Like perhaps, last night. Where I'm having a lovely, procrastination break at 3 am, talking to a friend and RandomMan. Wherein RandomMan confides that he has to continue paying for his online dating account, as he 'instant messaged' someone. Right off the bat, I'm like oh shit - "warning, warning, abort mission" - he's online-cheating on me - cause he sure didn't IM me. (Which precludes the idea - why the shit do I care? This whole thing is for creepers ONLINE). And he then proceeds to talk about how the chat rooms for that website are really interesting... and here... the warning bells get louder, and louder inside my head. Which is about the point where he interjects that however, he doesn't really 'interact' in the chatrooms....and at this point - I've got a firealarm going off in my head. He continues with the observation that people just have webcams. Basically - there is an air raid signal going off in the nether- reaches of my brain, before he just blurts out that he really just enjoys WATCHING.

Last night, the only person who seemed to have any interest in me - after three months of wading through broken english MSN-chatting, being stood up last week for gelato by a different guy, inviting a man who I didn't know was married, to a charity event - which he didn't even show up to, finding out the "lesbian" friend I sat next to at said charity event is actually involved with a man with a kid - and even at that, when I thought perhaps I could have a crush on my head delegate, he mentioned that the 'failed' lesbian (as I thought) was a FOX!, - that ONE person who has showed a continued interest, is a self proclaimed voyeur. When he asked me what my 'thing' was, I suppressed my instant reaction.
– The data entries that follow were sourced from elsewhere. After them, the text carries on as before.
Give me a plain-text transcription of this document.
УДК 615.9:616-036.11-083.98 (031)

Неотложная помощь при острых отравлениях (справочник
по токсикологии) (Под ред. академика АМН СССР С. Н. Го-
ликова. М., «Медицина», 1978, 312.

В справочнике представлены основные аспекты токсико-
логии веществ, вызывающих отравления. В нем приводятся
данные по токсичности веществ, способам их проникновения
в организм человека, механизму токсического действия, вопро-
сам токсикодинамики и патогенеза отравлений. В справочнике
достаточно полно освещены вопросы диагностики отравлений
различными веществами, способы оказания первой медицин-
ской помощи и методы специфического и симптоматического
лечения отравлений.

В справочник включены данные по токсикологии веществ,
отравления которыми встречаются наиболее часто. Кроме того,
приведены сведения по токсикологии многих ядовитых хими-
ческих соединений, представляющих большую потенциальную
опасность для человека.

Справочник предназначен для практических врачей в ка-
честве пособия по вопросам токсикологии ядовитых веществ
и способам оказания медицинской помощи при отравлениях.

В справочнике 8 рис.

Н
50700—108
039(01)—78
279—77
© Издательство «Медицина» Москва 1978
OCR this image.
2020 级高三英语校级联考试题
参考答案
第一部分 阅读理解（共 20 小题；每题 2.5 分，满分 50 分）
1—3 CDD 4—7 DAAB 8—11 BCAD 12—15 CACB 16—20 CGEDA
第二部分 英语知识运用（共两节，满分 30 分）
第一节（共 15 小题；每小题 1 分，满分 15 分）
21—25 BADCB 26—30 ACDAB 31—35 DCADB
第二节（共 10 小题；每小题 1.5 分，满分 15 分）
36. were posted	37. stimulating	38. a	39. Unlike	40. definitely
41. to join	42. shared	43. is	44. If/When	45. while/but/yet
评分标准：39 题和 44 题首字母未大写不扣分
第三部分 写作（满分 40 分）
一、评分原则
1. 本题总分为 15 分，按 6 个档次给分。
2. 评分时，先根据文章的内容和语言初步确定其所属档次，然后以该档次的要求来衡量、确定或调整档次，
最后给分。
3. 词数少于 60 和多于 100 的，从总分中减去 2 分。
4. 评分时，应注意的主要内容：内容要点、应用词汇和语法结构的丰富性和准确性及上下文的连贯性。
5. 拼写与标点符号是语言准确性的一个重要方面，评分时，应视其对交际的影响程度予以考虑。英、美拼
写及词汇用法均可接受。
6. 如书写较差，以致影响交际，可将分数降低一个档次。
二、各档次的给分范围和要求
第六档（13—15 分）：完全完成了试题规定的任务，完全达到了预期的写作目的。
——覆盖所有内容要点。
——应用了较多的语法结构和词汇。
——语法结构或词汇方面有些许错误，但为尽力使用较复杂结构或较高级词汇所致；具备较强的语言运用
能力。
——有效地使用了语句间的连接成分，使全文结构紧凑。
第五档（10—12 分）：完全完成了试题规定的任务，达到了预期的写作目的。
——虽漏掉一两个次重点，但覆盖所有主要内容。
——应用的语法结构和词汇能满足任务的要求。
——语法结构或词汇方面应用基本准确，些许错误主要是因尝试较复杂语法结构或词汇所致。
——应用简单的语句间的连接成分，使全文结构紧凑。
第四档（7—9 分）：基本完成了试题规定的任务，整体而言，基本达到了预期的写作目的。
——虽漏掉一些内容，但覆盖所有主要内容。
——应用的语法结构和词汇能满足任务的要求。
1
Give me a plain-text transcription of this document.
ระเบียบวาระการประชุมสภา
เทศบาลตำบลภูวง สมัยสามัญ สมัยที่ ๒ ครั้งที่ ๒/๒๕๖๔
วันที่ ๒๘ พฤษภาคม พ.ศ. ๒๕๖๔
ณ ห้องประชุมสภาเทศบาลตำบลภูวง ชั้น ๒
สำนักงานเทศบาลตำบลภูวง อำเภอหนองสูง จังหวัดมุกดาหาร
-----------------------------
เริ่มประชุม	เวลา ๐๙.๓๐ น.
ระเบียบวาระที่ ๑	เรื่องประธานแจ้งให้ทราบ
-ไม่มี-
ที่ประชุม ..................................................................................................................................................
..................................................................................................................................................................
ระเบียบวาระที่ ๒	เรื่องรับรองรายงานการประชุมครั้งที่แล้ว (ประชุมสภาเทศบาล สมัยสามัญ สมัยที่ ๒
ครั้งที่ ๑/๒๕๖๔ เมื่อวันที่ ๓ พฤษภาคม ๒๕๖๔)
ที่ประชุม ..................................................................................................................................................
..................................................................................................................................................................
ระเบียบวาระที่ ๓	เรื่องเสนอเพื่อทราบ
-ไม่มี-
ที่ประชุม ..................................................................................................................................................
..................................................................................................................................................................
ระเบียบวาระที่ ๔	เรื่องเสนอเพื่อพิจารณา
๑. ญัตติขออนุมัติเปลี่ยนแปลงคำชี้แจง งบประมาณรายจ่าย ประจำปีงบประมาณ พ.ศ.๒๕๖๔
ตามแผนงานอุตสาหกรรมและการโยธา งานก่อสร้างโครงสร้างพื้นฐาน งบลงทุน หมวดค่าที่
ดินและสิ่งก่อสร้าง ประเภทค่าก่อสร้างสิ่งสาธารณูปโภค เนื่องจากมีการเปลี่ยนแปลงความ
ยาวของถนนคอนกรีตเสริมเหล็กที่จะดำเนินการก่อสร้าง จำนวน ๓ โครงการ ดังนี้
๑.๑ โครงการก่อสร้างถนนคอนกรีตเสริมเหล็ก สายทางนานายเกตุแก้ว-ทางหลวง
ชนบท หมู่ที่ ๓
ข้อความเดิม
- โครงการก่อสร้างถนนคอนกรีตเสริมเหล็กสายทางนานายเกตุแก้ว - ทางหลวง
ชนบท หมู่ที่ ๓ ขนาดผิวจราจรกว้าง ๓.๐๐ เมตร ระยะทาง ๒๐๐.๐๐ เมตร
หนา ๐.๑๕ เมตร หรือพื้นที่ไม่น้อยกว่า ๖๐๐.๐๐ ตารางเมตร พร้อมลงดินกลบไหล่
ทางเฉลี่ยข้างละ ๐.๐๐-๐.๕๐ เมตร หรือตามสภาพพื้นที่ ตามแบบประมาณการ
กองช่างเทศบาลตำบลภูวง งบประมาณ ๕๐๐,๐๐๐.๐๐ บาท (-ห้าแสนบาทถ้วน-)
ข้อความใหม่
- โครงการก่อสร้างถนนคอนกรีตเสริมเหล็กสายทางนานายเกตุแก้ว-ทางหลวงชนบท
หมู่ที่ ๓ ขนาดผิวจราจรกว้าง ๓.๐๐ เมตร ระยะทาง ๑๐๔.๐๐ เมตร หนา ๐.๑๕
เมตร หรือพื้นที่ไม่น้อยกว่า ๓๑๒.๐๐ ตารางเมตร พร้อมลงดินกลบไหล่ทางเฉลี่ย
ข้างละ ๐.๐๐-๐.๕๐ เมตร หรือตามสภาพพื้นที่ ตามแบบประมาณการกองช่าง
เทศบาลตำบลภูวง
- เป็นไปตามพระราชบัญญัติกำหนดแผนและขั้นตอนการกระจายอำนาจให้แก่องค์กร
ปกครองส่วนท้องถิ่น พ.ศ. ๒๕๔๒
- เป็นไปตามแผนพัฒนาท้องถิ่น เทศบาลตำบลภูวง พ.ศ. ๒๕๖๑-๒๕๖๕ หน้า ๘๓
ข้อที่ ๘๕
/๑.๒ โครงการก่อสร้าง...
I instead congratulated him on discovering himself- remarking on how exciting that is... And subsequently blocked him on my MSN list.

I fucking well love my life.

Tuesday, November 08, 2005

Small Town Fever

The hardest thing about going home, or talking to people from home, is that they still see you in that same frigging way that you were in highschool. Or else, they have decided that YOU feel you are too good for them, and forevermore conversations are stilted, awkward, uncomfortable and mutually insincere. It's a wonderful feeling. Especially with ex's, of any kind: the good, the bad, the really really lazy, or emotionally depressed. These are the joyous interactions, the obligatory 'How are you?' and 'It was wonderful to meet your 17 year old girlfriend, you two seem incredibly happy in your new trailer, with that pitbull, new truck and 2 children! I'm so happy for you!'. Meanwhile, you get that look, the one that implies that since you have decided not to procreate you are obviously a prude, not to mention the possibility of being a lesbian (not that there's anything wrong with that - a la Seinfeld) because you do not *gasp* have a significant other. The fact that you say 'significant other' only makes the impression deeper that you are batting for the other team. This does not go over well in a town of oh, say 7000. Impressions are everything, and whatever you say, especially about your education is taken either as a 'I am holier than thou' or 'I will forever be a geek'. Double-edged sword man. Especially with the fact that everyone in the next four hours, will know that you are back in town, and will have some sort of comment about you. Its fantastic that way - fame, you know.

And of course you have that one friend, the one who still hasn't told their mother they smoke at the age of 23, because they are worried about getting kicked out of their home - who is so excited to see you when you get back into town - because they can then come and smoke on your doorstep. This smoking occurs while they tell you the sordid details of each and every person's life that they work with, and for some reason, you find yourself lighting up, and jumping back into the good ol' days of gossip. Is this the only way to enjoy someone's company? Surely there are different aspects to friendship. However, this whole idea seems to slip out of reality once you drive through your single stop-light, past the familiar signposts, which are gramatically incorrect, the 'quaint' decorations and industrial storefronts, and tool down the two-lane highway to home, sweet home.

Perhaps the most infuriating thing is that for some goddamn reason, you care about what these people think.